Novartis is making one of the largest dealmaking gambles in its history, agreeing on Sunday to spend billions of dollars to acquire biotechnology company Avidity Biosciences, which is working on RNA medicines for rare neuromuscular conditions.
Per deal terms, Novartis is paying $72 per share to acquire Avidity. The offer values Avidity at $12 billion and represents a 46% per-share premium to the biotech’s $49.15 closing price on Friday.
Avidity will concurrently split off early-stage work it's doing in cardiovascular disease into a new, unnamed company that’s expected to be publicly traded. That company will be run by Avidity’s current Chief Program Officer Kathleen Gallagher and chaired by CEO Sarah Boyce. Avidity stockholders will receive one share in the new company for every 10 of Avidity they own, or a proportional cash payment if certain assets, or the whole company, are sold to a third party.
The deal is the year’s second-largest by total consideration, trailing only Johnson & Johnson’s $14.6 billion buyout of Intra-Cellular Therapies in January, according to BioPharma Dive data. It also comes amid a recent upswing in biotech dealmaking that’s helped fuel a rally for biotech stocks. There have been eight acquisitions with at least $50 million in upfront cash in October, the most of any month in several years, data show.
The Avidity purchase is one of Novartis’ biggest in years, too. Prior to the acquisition, its largest most recent purchases were a roughly $9 billion buyout of gene therapy maker AveXis in 2018 and a nearly $10 billion deal for heart drug developer The Medicines Company in 2019.
Avidity has been working on a technology that can deliver RNA drugs — which are largely limited to liver targets — into hard-to-reach muscle tissue. The company has a trio of these so-called antisense oligonucelotide conjugates, or AOCs, in late-stage testing for Duchenne muscular dystrophy, facioscapulohumeral muscular dystrophy and myotonic dystrophy type 1 — three progressive neuromuscular conditions with limited treatment options. They’re each meant to restore muscle function and potentially slow disease progression.
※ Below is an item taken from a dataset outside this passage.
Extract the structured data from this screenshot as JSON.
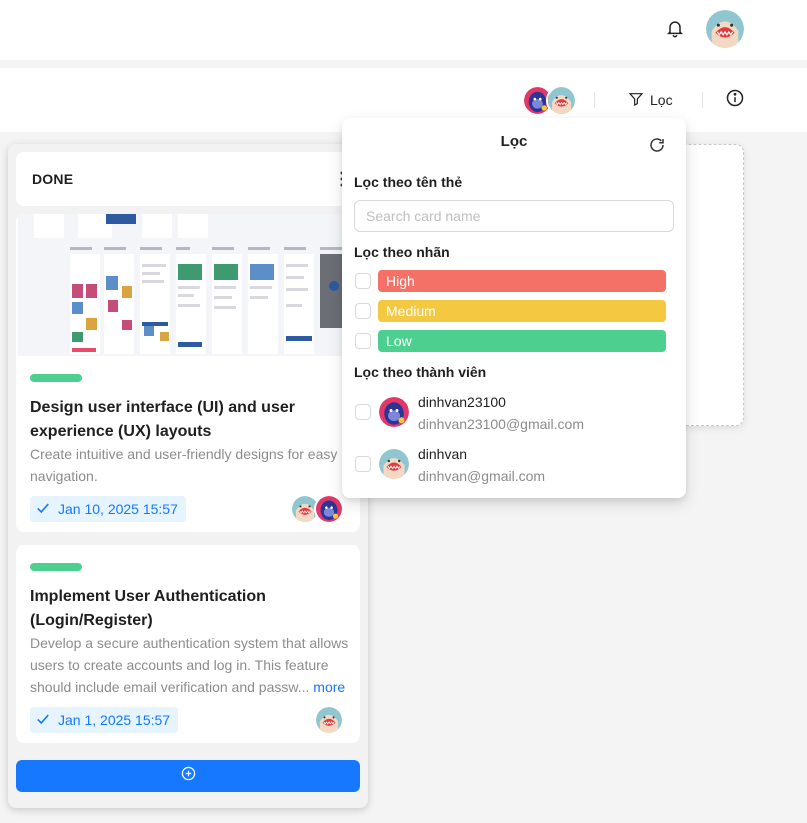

In August, Avidity said it was on track to submit three approval submissions over the next 12 months. The first, for a subset of people with Duchenne, is expected in the first quarter of 2026. Filings could come for the other two if a pair of studies read out positively. Results from both trials are anticipated in the second quarter next year, Avidity has said.
Novartis claimed Sunday that these programs will “unlock multibillion-dollar opportunities” and help create an “industry-leading pipeline” that builds on its sales expertise in neuromuscular diseases. The company already sells a gene therapy for spinal muscular atrophy via its buyout of AveXis, and last year added more prospects for myotonic dystrophy and facioscapulohumeral muscular dystrophy through an acquisition of Kate Therapeutics.
“Avidity’s pioneering AOC platform for RNA therapeutics and its late-stage assets bolster our commitment to delivering innovative, targeted and potentially first-in-class medicines to treat devastating, progressive neuromuscular diseases,” said Novartis CEO Vas Narasimhan, in a statement. “The Avidity team has built robust programs with industry-leading delivery of RNA therapeutics to muscle tissue. We look forward to developing these programs to meaningfully change the trajectory of diseases for patients.”
The deal is expected to close in the first half of next year.